Often in this life we use words without truly thinking about what they mean. Today, as I was listening to a Tim Ferriss podcast with the legendary music producer Rick Rubin, I heard a definition of practice that I found incredibly insightful. It is so helpful to have a word I use, and think about all the time, stripped back to it's practicalities.
So what did Rick say. He said that practice is two things....
Practice is being willing to fail at things
This is essential. It's understanding that in order to learn something, anything, we need to go forward and we need to go backward. We can't learn what we need to learn in order to master something in one chunk. We need to build on our learning with experience after experience and some of those experiences need to be failures. Without falling off the bike we don't learn what we need to about balance.
We will fail. We need to fail. Failing is part of learning.
Practice is not expecting to just get it first go.
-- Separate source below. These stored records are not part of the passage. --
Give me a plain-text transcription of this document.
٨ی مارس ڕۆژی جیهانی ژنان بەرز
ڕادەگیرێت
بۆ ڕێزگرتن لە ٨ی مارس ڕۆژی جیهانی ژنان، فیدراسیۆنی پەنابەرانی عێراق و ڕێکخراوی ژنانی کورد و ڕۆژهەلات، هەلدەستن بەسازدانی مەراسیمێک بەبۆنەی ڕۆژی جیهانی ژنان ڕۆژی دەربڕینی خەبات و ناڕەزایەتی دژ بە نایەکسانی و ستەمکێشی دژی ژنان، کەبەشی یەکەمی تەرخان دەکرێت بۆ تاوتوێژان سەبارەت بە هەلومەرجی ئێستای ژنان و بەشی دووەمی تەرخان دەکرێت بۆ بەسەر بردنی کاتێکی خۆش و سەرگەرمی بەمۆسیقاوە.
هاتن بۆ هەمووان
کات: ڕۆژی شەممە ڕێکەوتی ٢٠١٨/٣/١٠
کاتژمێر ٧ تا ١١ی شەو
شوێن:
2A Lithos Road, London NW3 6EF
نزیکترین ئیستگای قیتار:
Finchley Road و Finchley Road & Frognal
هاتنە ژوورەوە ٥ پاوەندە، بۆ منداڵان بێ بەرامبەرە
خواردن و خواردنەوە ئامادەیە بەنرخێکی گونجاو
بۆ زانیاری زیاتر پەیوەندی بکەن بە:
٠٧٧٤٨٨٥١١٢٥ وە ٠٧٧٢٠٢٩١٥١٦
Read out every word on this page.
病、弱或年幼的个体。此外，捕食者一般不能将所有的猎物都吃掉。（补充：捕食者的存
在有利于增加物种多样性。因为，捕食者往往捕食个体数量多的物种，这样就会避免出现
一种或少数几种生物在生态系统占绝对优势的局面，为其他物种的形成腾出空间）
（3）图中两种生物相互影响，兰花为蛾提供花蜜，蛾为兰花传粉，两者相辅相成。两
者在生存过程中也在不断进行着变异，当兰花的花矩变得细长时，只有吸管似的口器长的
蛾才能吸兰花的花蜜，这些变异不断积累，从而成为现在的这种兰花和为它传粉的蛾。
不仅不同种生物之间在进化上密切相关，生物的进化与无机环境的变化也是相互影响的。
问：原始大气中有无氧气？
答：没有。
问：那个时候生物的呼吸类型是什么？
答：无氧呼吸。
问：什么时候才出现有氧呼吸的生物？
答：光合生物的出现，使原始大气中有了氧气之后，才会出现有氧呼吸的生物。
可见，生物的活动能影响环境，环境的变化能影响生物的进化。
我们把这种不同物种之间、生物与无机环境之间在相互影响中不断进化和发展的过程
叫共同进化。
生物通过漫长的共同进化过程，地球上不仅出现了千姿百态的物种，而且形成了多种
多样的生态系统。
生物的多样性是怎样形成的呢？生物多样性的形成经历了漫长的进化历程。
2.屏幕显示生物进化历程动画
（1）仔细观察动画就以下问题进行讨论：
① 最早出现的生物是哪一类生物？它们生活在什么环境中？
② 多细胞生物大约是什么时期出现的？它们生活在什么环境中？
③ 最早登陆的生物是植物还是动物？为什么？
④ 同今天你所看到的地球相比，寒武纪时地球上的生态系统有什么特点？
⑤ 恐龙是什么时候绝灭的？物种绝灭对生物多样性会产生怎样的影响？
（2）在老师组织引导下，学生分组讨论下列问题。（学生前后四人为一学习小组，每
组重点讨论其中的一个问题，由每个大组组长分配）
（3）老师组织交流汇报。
We need to have the right mindset in order to persist at our practice, and in order to practice well. This means not buying into the talent myth. This is about setting our expectations such that we stick at it and don't spiral into despondency. We need to avoid the mindset that says that if we were going to be able to do it that we should have gotten it already. Because it's not helpful and it's not true.
It's about believing that with persistence (and practice :)) we can learn just about anything.
To Rick's description I would add the following two things...
Practice is engaging in curiosity
Practice is not simply repetition. It is being curious about why one thing works and another thing doesn't. It is actively striving for greater understanding and for improvement.
Practice is in itself a practice
In order to be good at practice we need to practice. Practice getting over our falls, practice being curious, practice not setting our expectations too high based on where we are today.
Practice is about more than just the physical aspects of whatever we are trying to master. It is about learning to manage our heads while we do so.